What the accountants say is that their role is to advise clients, and that it is for clients to decide whether to take that advice. In truth, for a while now such discussions have come with a health warning about what is appropriate for a business’s reputation.

Pressure from Margaret Hodge and others has meant that the letter of the law has been replaced by the spirit of the law. It cannot be right that Facebook, Google and their peers contribute so little relative to their size. But how much is enough tax? Tax laws don’t provide the answer. They aren’t fit for purpose for fast-moving, digital businesses which don’t have to invest in bricks and mortar in any particular jurisdiction. Who sets the moral code?

The message on tax is muddled. Paying too little is frowned on, but paying less is fine, as long as you are a global company relocating your headquarters to Britain to take advantage of George Osborne’s flagship policy of reducing headline corporation tax.
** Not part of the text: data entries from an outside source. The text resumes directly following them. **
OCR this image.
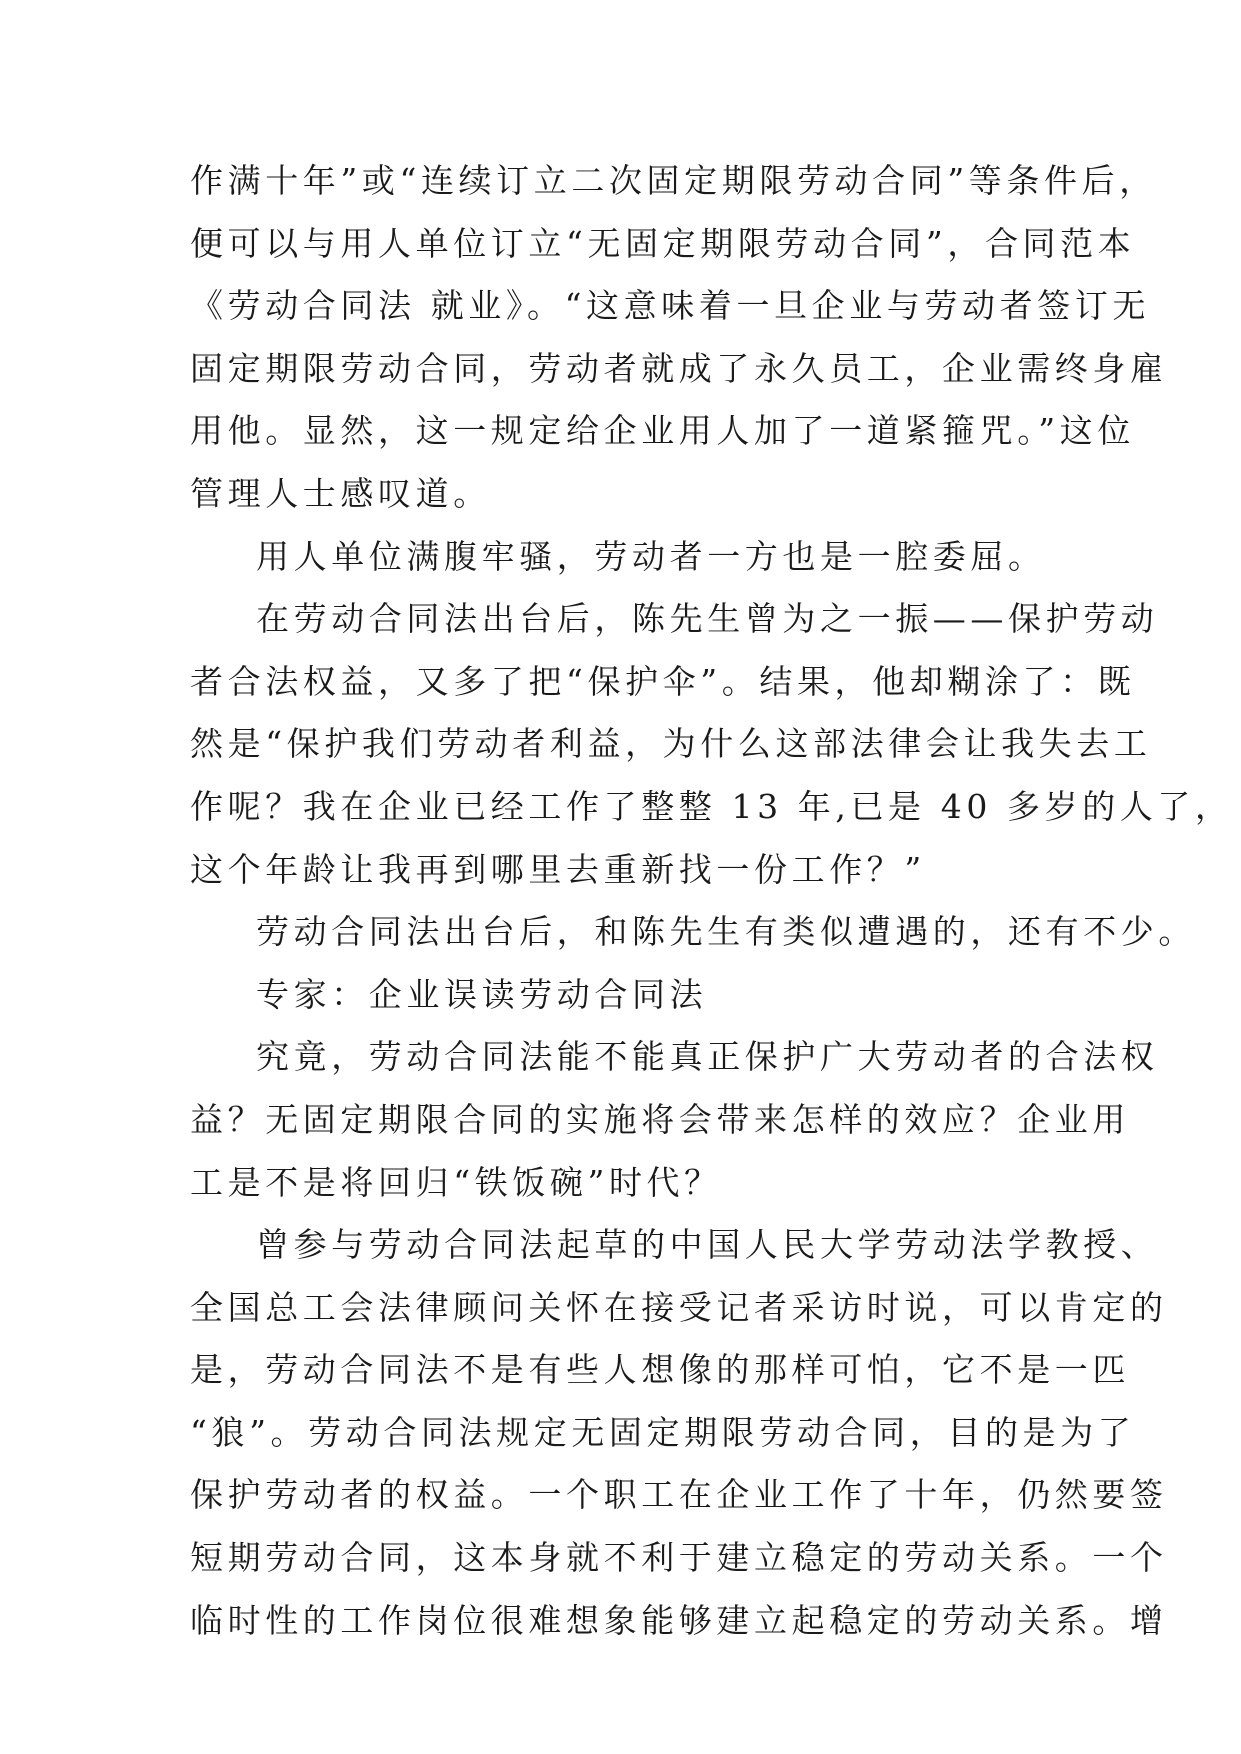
作满十年”或“连续订立二次固定期限劳动合同”等条件后，
便可以与用人单位订立“无固定期限劳动合同”，合同范本
《劳动合同法 就业》。“这意味着一旦企业与劳动者签订无
固定期限劳动合同，劳动者就成了永久员工，企业需终身雇
用他。显然，这一规定给企业用人加了一道紧箍咒。”这位
管理人士感叹道。
用人单位满腹牢骚，劳动者一方也是一腔委屈。
在劳动合同法出台后，陈先生曾为之一振——保护劳动
者合法权益，又多了把“保护伞”。结果，他却糊涂了：既
然是“保护我们劳动者利益，为什么这部法律会让我失去工
作呢？我在企业已经工作了整整 13 年,已是 40 多岁的人了，
这个年龄让我再到哪里去重新找一份工作？”
劳动合同法出台后，和陈先生有类似遭遇的，还有不少。
专家：企业误读劳动合同法
究竟，劳动合同法能不能真正保护广大劳动者的合法权
益？无固定期限合同的实施将会带来怎样的效应？企业用
工是不是将回归“铁饭碗”时代？
曾参与劳动合同法起草的中国人民大学劳动法学教授、
全国总工会法律顾问关怀在接受记者采访时说，可以肯定的
是，劳动合同法不是有些人想像的那样可怕，它不是一匹
“狼”。劳动合同法规定无固定期限劳动合同，目的是为了
保护劳动者的权益。一个职工在企业工作了十年，仍然要签
短期劳动合同，这本身就不利于建立稳定的劳动关系。一个
临时性的工作岗位很难想象能够建立起稳定的劳动关系。增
Meanwhile, PwC and others flourish as hands are wrung over what should be done. The firm is a prime mover in offering tax advice, consulting, and auditing the books. After the latest shake-up of the audit market, it might hold as much as 50 per cent of all FTSE 100 work. And its people get everywhere. Ian Powell, PwC’s UK boss, estimates there are 40,000 of his alumni working outside the firm.

Its advisers will be kept busy by such new measures as the Chancellor’s “diverted profits tax” – a Google tax in all but name and eye-catching but hard to enforce. Unless new tax rules happen in tandem with other countries, would-be investors go elsewhere. Yet a co-ordinated international effort has been snail-like. G20 leaders committed last year to a new standard that requires multinationals to give national governments detailed information about their tax affairs, but not until 2017.

At that point, the battle moves from one between corporations and politicians over what is appropriate. It becomes a scrap between countries for their share of the tax take. Two things are certain: transparency is unlikely to create more income for state coffers overall. For every nation earning more, another will earn less. And offering advice on the best way to share the pie? In all probability, PwC and friends.